Raja y Balouet intercambiaron sus miradas. ¿Qué debían responder?

– Simplemente diles la verdad -murmuro Raja.

– Imposible -respondió Jacques y le contó al anciano la siguiente historia: eran periodistas de Francia que habían venido para informar sobre las consecuencias que la construcción de la presa había causado en el paisaje del Alto Egipto; el chamsin había hecho naufragar su barca y buscaban ayuda para poder llegar a Sudán.

El jeque pareció motivado en comprender las palabras de Balouet, puesto que lo escuchó con la mano junto a la oreja izquierda, lo que semejaba ser más un signo de gran interés que de sordera. Escuchó la historia, torció los labios arrugados en una extraña sonrisa y escupió de modo que la saliva describió un gran arco antes de caer al suelo. A continuación empezó a bendecir a Alá que permitió que tuviera una educación escolar y le había otorgado el don de hablar otras lenguas. Entre Kurusku y Uadi Halfa nadie podía igualarlo en ese punto.

Los dos forasteros aceptaron sus palabras con un movimiento de cabeza afirmativo, esperando ganarse con esa actitud la confianza del jefe de la aldea. Pero de improviso, éste comenzó a insultar a los extranjeros y, en particular, a los periodistas. Interrumpía cada una de sus frases en su trances chapucero para lanzar un nuevo escupitajo a la arena como si fueran unos puntos suspensivos. Primero, se lamentó, habían sido ocupados por los ingleses y ahora por los rusos. Los periodistas eran una pandilla especial -utilizó para describirlos la palabra francesa canaille- que siempre ocultaban o deformaban la verdad y hasta ahora ninguno había informado de cómo el gobierno se había portado con los habitantes de las aldeas, que vieron cómo es inundaban las casas y las tierras que desde siempre fueron desde sus antepasados, simplemente en busca de un beneficio para los burócratas.

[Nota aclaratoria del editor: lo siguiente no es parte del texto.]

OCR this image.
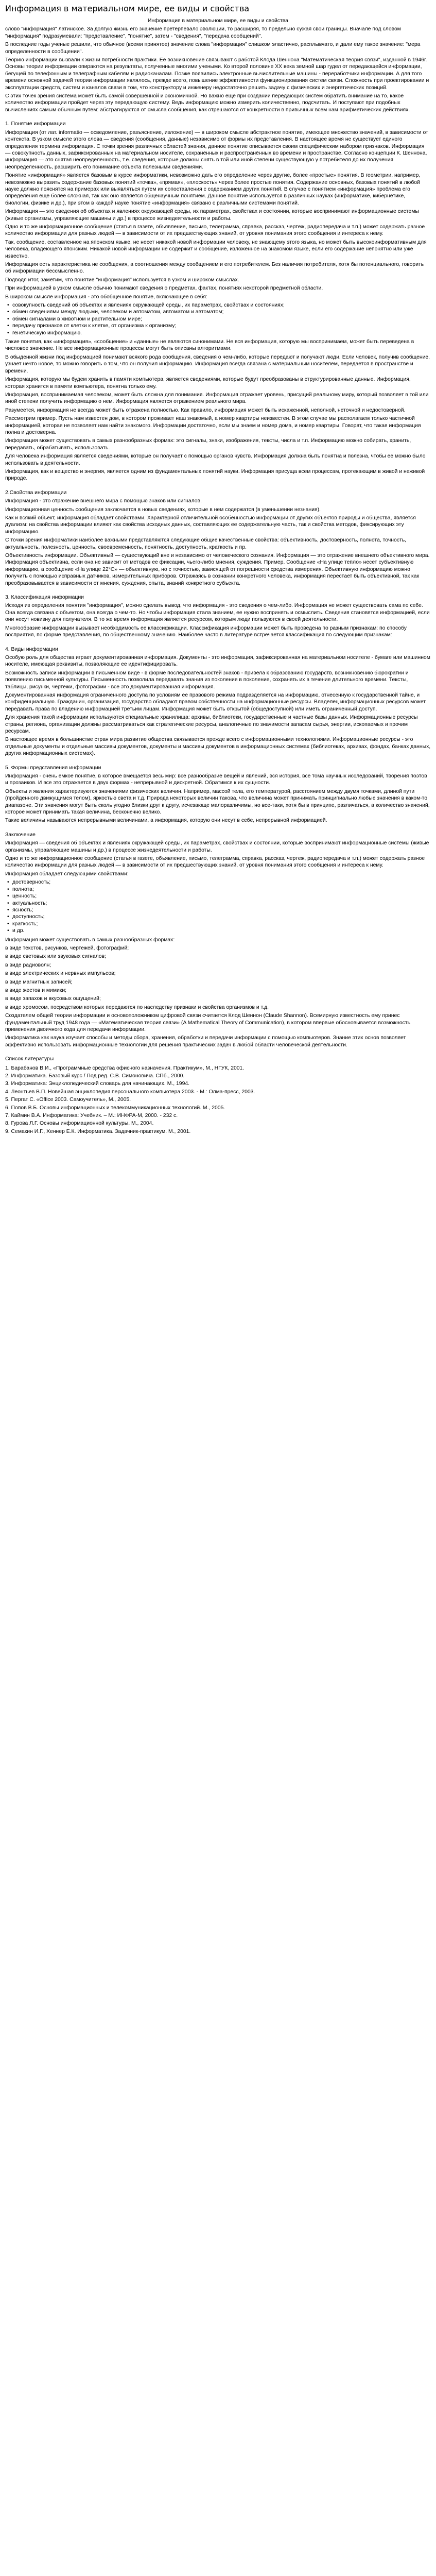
Информация в материальном мире, ее виды и свойства

Информация в материальном мире, ее виды и свойства

слово "информация" латинское. За долгую жизнь его значение претерпевало эволюции, то расширяя, то предельно сужая свои границы. Вначале под словом "информация" подразумевали: "представление", "понятие", затем - "сведения", "передача сообщений".

В последние годы ученые решили, что обычное (всеми принятое) значение слова "информация" слишком эластично, расплывчато, и дали ему такое значение: "мера определенности в сообщении".

Теорию информации вызвали к жизни потребности практики. Ее возникновение связывают с работой Клода Шеннона "Математическая теория связи", изданной в 1946г. Основы теории информации опираются на результаты, полученные многими учеными. Ко второй половине XX века земной шар гудел от передающейся информации, бегущей по телефонным и телеграфным кабелям и радиоканалам. Позже появились электронные вычислительные машины - переработчики информации. А для того времени основной задачей теории информации являлось, прежде всего, повышение эффективности функционирования систем связи. Сложность при проектировании и эксплуатации средств, систем и каналов связи в том, что конструктору и инженеру недостаточно решить задачу с физических и энергетических позиций.

С этих точек зрения система может быть самой совершенной и экономичной. Но важно еще при создании передающих систем обратить внимание на то, какое количество информации пройдет через эту передающую систему. Ведь информацию можно измерить количественно, подсчитать. И поступают при подобных вычислениях самым обычным путем: абстрагируются от смысла сообщения, как отрешаются от конкретности в привычных всем нам арифметических действиях.

1. Понятие информации

Информация (от лат. informatio — осведомление, разъяснение, изложение) — в широком смысле абстрактное понятие, имеющее множество значений, в зависимости от контекста. В узком смысле этого слова — сведения (сообщения, данные) независимо от формы их представления. В настоящее время не существует единого определения термина информация. С точки зрения различных областей знания, данное понятие описывается своим специфическим набором признаков. Информация — совокупность данных, зафиксированных на материальном носителе, сохранённых и распространённых во времени и пространстве. Согласно концепции К. Шеннона, информация — это снятая неопределенность, т.е. сведения, которые должны снять в той или иной степени существующую у потребителя до их получения неопределенность, расширить его понимание объекта полезными сведениями.

Понятие «информация» является базовым в курсе информатики, невозможно дать его определение через другие, более «простые» понятия. В геометрии, например, невозможно выразить содержание базовых понятий «точка», «прямая», «плоскость» через более простые понятия. Содержание основных, базовых понятий в любой науке должно пояснятся на примерах или выявляться путем их сопоставления с содержанием других понятий. В случае с понятием «информация» проблема его определения еще более сложная, так как оно является общенаучным понятием. Данное понятие используется в различных науках (информатике, кибернетике, биологии, физике и др.), при этом в каждой науке понятие «информация» связано с различными системами понятий.

Информация — это сведения об объектах и явлениях окружающей среды, их параметрах, свойствах и состоянии, которые воспринимают информационные системы (живые организмы, управляющие машины и др.) в процессе жизнедеятельности и работы.

Одно и то же информационное сообщение (статья в газете, объявление, письмо, телеграмма, справка, рассказ, чертеж, радиопередача и т.п.) может содержать разное количество информации для разных людей — в зависимости от их предшествующих знаний, от уровня понимания этого сообщения и интереса к нему.

Так, сообщение, составленное на японском языке, не несет никакой новой информации человеку, не знающему этого языка, но может быть высокоинформативным для человека, владеющего японским. Никакой новой информации не содержит и сообщение, изложенное на знакомом языке, если его содержание непонятно или уже известно.

Информация есть характеристика не сообщения, а соотношения между сообщением и его потребителем. Без наличия потребителя, хотя бы потенциального, говорить об информации бессмысленно.

Подводя итог, заметим, что понятие "информация" используется в узком и широком смыслах.

При информацией в узком смысле обычно понимают сведения о предметах, фактах, понятиях некоторой предметной области.

В широком смысле информация - это обобщенное понятие, включающее в себя:

• совокупность сведений об объектах и явлениях окружающей среды, их параметрах, свойствах и состояниях;
• обмен сведениями между людьми, человеком и автоматом, автоматом и автоматом;
• обмен сигналами в животном и растительном мире;
• передачу признаков от клетки к клетке, от организма к организму;
• генетическую информацию.

Такие понятия, как «информация», «сообщение» и «данные» не являются синонимами. Не вся информация, которую мы воспринимаем, может быть переведена в числовое значение. Не все информационные процессы могут быть описаны алгоритмами.

В обыденной жизни под информацией понимают всякого рода сообщения, сведения о чем-либо, которые передают и получают люди. Если человек, получив сообщение, узнает нечто новое, то можно говорить о том, что он получил информацию. Информация всегда связана с материальным носителем, передается в пространстве и времени.

Информация, которую мы будем хранить в памяти компьютера, является сведениями, которые будут преобразованы в структурированные данные. Информация, которая хранится в памяти компьютера, понятна только ему.

Информация, воспринимаемая человеком, может быть сложна для понимания. Информация отражает уровень, присущий реальному миру, который позволяет в той или иной степени получить информацию о нем. Информация является отражением реального мира.

Разумеется, информация не всегда может быть отражена полностью. Как правило, информация может быть искаженной, неполной, неточной и недостоверной.

Рассмотрим пример. Пусть нам известен дом, в котором проживает наш знакомый, а номер квартиры неизвестен. В этом случае мы располагаем только частичной информацией, которая не позволяет нам найти знакомого. Информации достаточно, если мы знаем и номер дома, и номер квартиры. Говорят, что такая информация полна и достоверна.

Информация может существовать в самых разнообразных формах: это сигналы, знаки, изображения, тексты, числа и т.п. Информацию можно собирать, хранить, передавать, обрабатывать, использовать.

Для человека информация является сведениями, которые он получает с помощью органов чувств. Информация должна быть понятна и полезна, чтобы ее можно было использовать в деятельности.

Информация, как и вещество и энергия, является одним из фундаментальных понятий науки. Информация присуща всем процессам, протекающим в живой и неживой природе.

2.Свойства информации

Информация - это отражение внешнего мира с помощью знаков или сигналов.

Информационная ценность сообщения заключается в новых сведениях, которые в нем содержатся (в уменьшении незнания).

Как и всякий объект, информация обладает свойствами. Характерной отличительной особенностью информации от других объектов природы и общества, является дуализм: на свойства информации влияют как свойства исходных данных, составляющих ее содержательную часть, так и свойства методов, фиксирующих эту информацию.

С точки зрения информатики наиболее важными представляются следующие общие качественные свойства: объективность, достоверность, полнота, точность, актуальность, полезность, ценность, своевременность, понятность, доступность, краткость и пр.

Объективность информации. Объективный — существующий вне и независимо от человеческого сознания. Информация — это отражение внешнего объективного мира. Информация объективна, если она не зависит от методов ее фиксации, чьего-либо мнения, суждения. Пример. Сообщение «На улице тепло» несет субъективную информацию, а сообщение «На улице 22°С» — объективную, но с точностью, зависящей от погрешности средства измерения. Объективную информацию можно получить с помощью исправных датчиков, измерительных приборов. Отражаясь в сознании конкретного человека, информация перестает быть объективной, так как преобразовывается в зависимости от мнения, суждения, опыта, знаний конкретного субъекта.

3. Классификация информации

Исходя из определения понятия "информация", можно сделать вывод, что информация - это сведения о чем-либо. Информация не может существовать сама по себе. Она всегда связана с объектом, она всегда о чем-то. Но чтобы информация стала знанием, ее нужно воспринять и осмыслить. Сведения становятся информацией, если они несут новизну для получателя. В то же время информация является ресурсом, которым люди пользуются в своей деятельности.

Многообразие информации вызывает необходимость ее классификации. Классификация информации может быть проведена по разным признакам: по способу восприятия, по форме представления, по общественному значению. Наиболее часто в литературе встречается классификация по следующим признакам:

4. Виды информации

Особую роль для общества играет документированная информация. Документы - это информация, зафиксированная на материальном носителе - бумаге или машинном носителе, имеющая реквизиты, позволяющие ее идентифицировать.

Возможность записи информации в письменном виде - в форме последовательностей знаков - привела к образованию государств, возникновению бюрократии и появлению письменной культуры. Письменность позволила передавать знания из поколения в поколение, сохранять их в течение длительного времени. Тексты, таблицы, рисунки, чертежи, фотографии - все это документированная информация.

Документированная информация ограниченного доступа по условиям ее правового режима подразделяется на информацию, отнесенную к государственной тайне, и конфиденциальную. Гражданин, организация, государство обладают правом собственности на информационные ресурсы. Владелец информационных ресурсов может передавать права по владению информацией третьим лицам. Информация может быть открытой (общедоступной) или иметь ограниченный доступ.

Для хранения такой информации используются специальные хранилища: архивы, библиотеки, государственные и частные базы данных. Информационные ресурсы страны, региона, организации должны рассматриваться как стратегические ресурсы, аналогичные по значимости запасам сырья, энергии, ископаемых и прочим ресурсам.

В настоящее время в большинстве стран мира развитие общества связывается прежде всего с информационными технологиями. Информационные ресурсы - это отдельные документы и отдельные массивы документов, документы и массивы документов в информационных системах (библиотеках, архивах, фондах, банках данных, других информационных системах).

5. Формы представления информации

Информация - очень емкое понятие, в которое вмещается весь мир: все разнообразие вещей и явлений, вся история, все тома научных исследований, творения поэтов и прозаиков. И все это отражается в двух формах - непрерывной и дискретной. Обратимся к их сущности.

Объекты и явления характеризуются значениями физических величин. Например, массой тела, его температурой, расстоянием между двумя точками, длиной пути (пройденного движущимся телом), яркостью света и т.д. Природа некоторых величин такова, что величина может принимать принципиально любые значения в каком-то диапазоне. Эти значения могут быть сколь угодно близки друг к другу, исчезающе малоразличимы, но все-таки, хотя бы в принципе, различаться, а количество значений, которое может принимать такая величина, бесконечно велико.

Такие величины называются непрерывными величинами, а информация, которую они несут в себе, непрерывной информацией.

Заключение

Информация — сведения об объектах и явлениях окружающей среды, их параметрах, свойствах и состоянии, которые воспринимают информационные системы (живые организмы, управляющие машины и др.) в процессе жизнедеятельности и работы.

Одно и то же информационное сообщение (статья в газете, объявление, письмо, телеграмма, справка, рассказ, чертеж, радиопередача и т.п.) может содержать разное количество информации для разных людей — в зависимости от их предшествующих знаний, от уровня понимания этого сообщения и интереса к нему.

Информация обладает следующими свойствами:

• достоверность;
• полнота;
• ценность;
• актуальность;
• ясность;
• доступность;
• краткость;
• и др.

Информация может существовать в самых разнообразных формах:

в виде текстов, рисунков, чертежей, фотографий;

в виде световых или звуковых сигналов;

в виде радиоволн;

в виде электрических и нервных импульсов;

в виде магнитных записей;

в виде жестов и мимики;

в виде запахов и вкусовых ощущений;

в виде хромосом, посредством которых передаются по наследству признаки и свойства организмов и т.д.

Создателем общей теории информации и основоположником цифровой связи считается Клод Шеннон (Claude Shannon). Всемирную известность ему принес фундаментальный труд 1948 года — «Математическая теория связи» (A Mathematical Theory of Communication), в котором впервые обосновывается возможность применения двоичного кода для передачи информации.

Информатика как наука изучает способы и методы сбора, хранения, обработки и передачи информации с помощью компьютеров. Знание этих основ позволяет эффективно использовать информационные технологии для решения практических задач в любой области человеческой деятельности.

Список литературы

1. Барабанов В.И., «Программные средства офисного назначения. Практикум», М., НГУК, 2001.
2. Информатика. Базовый курс / Под ред. С.В. Симоновича. СПб., 2000.
3. Информатика: Энциклопедический словарь для начинающих. М., 1994.
4. Леонтьев В.П. Новейшая энциклопедия персонального компьютера 2003. - М.: Олма-пресс, 2003.
5. Пергат С. «Office 2003. Самоучитель», М., 2005.
6. Попов В.Б. Основы информационных и телекоммуникационных технологий. М., 2005.
7. Каймин В.А. Информатика: Учебник. – М.: ИНФРА-М, 2000. - 232 с.
8. Гурова Л.Г. Основы информационной культуры. М., 2004.
9. Семакин И.Г., Хеннер Е.К. Информатика. Задачник-практикум. М., 2001.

Nasser, su presidente, era perro que se había aliado con los perros cristianos y si Alá, el Todopoderoso, hubiera querido que el Nilo se extendiera hasta convertirse en un gran lago, casi tan grande como el mar que se encuentra detrás de La Meca y Medina, las dos ciudades santas, le habría bastado con chasquear los dedos para conseguirlo. Pero no fue así y los rusos, procedentes de las estepas de Asia, llegaron al país a miles, más abundantes que las moscas en el estiércol de los camellos, y se dejaron caer sobre Egipto para explotar el país. Y pese a que la presa, esa vergüenza en el corazón de su tierra, estuviera terminada, los rusos que habían dejado esa herida en el alma de Egipto no retornaban a su patria.

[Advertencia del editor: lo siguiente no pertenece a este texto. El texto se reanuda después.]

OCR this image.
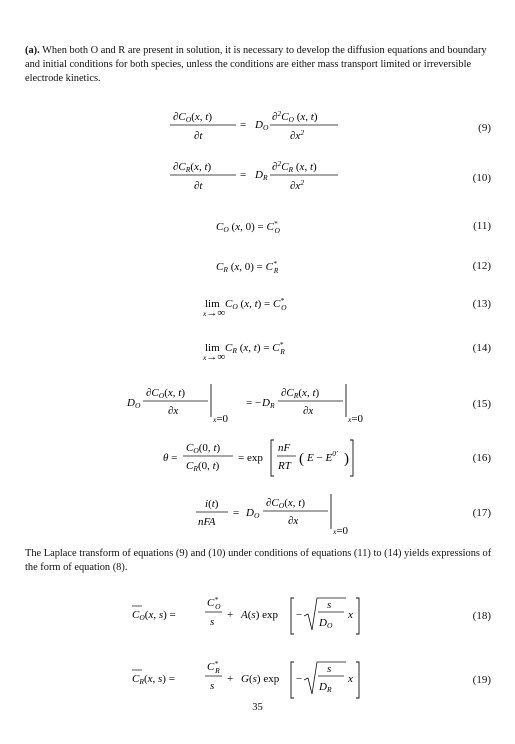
(a). When both O and R are present in solution, it is necessary to develop the diffusion equations and boundary and initial conditions for both species, unless the conditions are either mass transport limited or irreversible electrode kinetics.
∂CO(x, t)
∂t
= DO
∂$^2$CO (x, t)
$\partial x^2$	(9)
∂CR(x, t)
∂t
= DR
∂$^2$CR (x, t)
$\partial x^2$	(10)
CO (x, 0) = C* O	(11)
CR (x, 0) = C* R	(12)
lim
x→∞
CO (x, t) = C* O	(13)
lim
x→∞
CR (x, t) = C* R	(14)
DO
∂CO(x, t)
∂x
x=0
= − DR
∂CR(x, t)
∂x
x=0
(15)
θ =
CO(0, t)
CR(0, t)
= exp
nF
RT ( $E - E^{0'}$ )	(16)
i(t)
nFA
= DO
∂CO(x, t)
∂x
x=0
(17)
The Laplace transform of equations (9) and (10) under conditions of equations (11) to (14) yields expressions of the form of equation (8).
CO(x, s) =
C* O
s
+ A(s) exp −
s
DO
x	(18)
CR(x, s) =
C* R
s
+ G(s) exp −
s
DR
x	(19)
35
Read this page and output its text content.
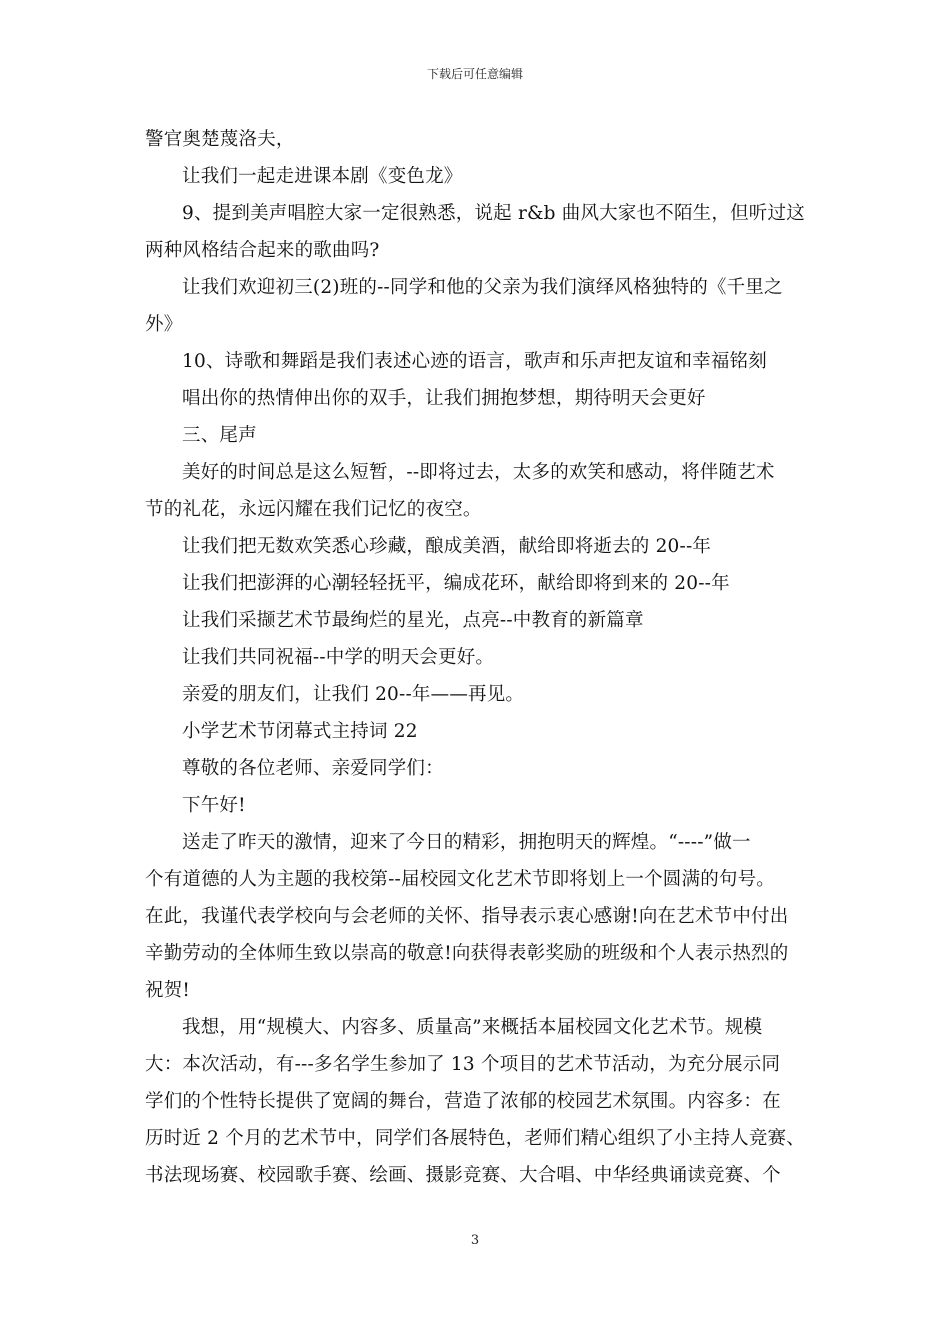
下载后可任意编辑
警官奥楚蔑洛夫，
让我们一起走进课本剧《变色龙》
9、提到美声唱腔大家一定很熟悉，说起 r&b 曲风大家也不陌生，但听过这
两种风格结合起来的歌曲吗?
让我们欢迎初三(2)班的--同学和他的父亲为我们演绎风格独特的《千里之
外》
10、诗歌和舞蹈是我们表述心迹的语言，歌声和乐声把友谊和幸福铭刻
唱出你的热情伸出你的双手，让我们拥抱梦想，期待明天会更好
三、尾声
美好的时间总是这么短暂，--即将过去，太多的欢笑和感动，将伴随艺术
节的礼花，永远闪耀在我们记忆的夜空。
让我们把无数欢笑悉心珍藏，酿成美酒，献给即将逝去的 20--年
让我们把澎湃的心潮轻轻抚平，编成花环，献给即将到来的 20--年
让我们采撷艺术节最绚烂的星光，点亮--中教育的新篇章
让我们共同祝福--中学的明天会更好。
亲爱的朋友们，让我们 20--年——再见。
小学艺术节闭幕式主持词 22
尊敬的各位老师、亲爱同学们：
下午好!
送走了昨天的激情，迎来了今日的精彩，拥抱明天的辉煌。“----”做一
个有道德的人为主题的我校第--届校园文化艺术节即将划上一个圆满的句号。
在此，我谨代表学校向与会老师的关怀、指导表示衷心感谢!向在艺术节中付出
辛勤劳动的全体师生致以崇高的敬意!向获得表彰奖励的班级和个人表示热烈的
祝贺!
我想，用“规模大、内容多、质量高”来概括本届校园文化艺术节。规模
大：本次活动，有---多名学生参加了 13 个项目的艺术节活动，为充分展示同
学们的个性特长提供了宽阔的舞台，营造了浓郁的校园艺术氛围。内容多：在
历时近 2 个月的艺术节中，同学们各展特色，老师们精心组织了小主持人竞赛、
书法现场赛、校园歌手赛、绘画、摄影竞赛、大合唱、中华经典诵读竞赛、个
3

En el interminable discurso del anciano su voz se trabó varias veces de tanto como le emocionaban sus propias palabras. Y cuando terminó, mientras trataba de recuperar la respiración, sus hombres se situaron tras él y comenzaron a lanzar gritos de aprobación, pese a que no habían entendido nada de lo que había dicho, pero les bastaba el tono para saber que había expresado algo muy importante.

A continuación se produjo una larga pausa. El jeque contempló a los extranjeros detenidamente de los pies a la cabeza, como un campesino que estudia a los camellos que se dispone a comprar. Jacques y Raja pensaron que lo mejor que podían hacer era guardar silencio, convencidos de que su suerte dependía de la comprensión de los nativos. Cuando el anciano consideró que ya los había contemplado suficientemente les hizo una señal para que lo siguieran.

La casa medía cuatro por seis metros y estaba construida con los claros ladrillos del barro del Nilo. Sólo tenía una puerta y una pequeña ventana en el lado opuesto al sol, aquélla, de color azul verdoso, se abría directamente sobre la cocina, cuyas paredes y techo brillaban por el hollín grasicnto, que olía como un montón de basura.

Un arco, cubierto con una cortina de pequeñas cuentas de vidrio, llevaba a la otra habitación, que estaba escasamente iluminada por la luz que entraba a través de un vano abierto en el techo. En el suelo había viejas alfombras deshilacliadas y cojines con fundas de llamativos estampados y aparte de una baja mesita de madera no existía otro mobiliario.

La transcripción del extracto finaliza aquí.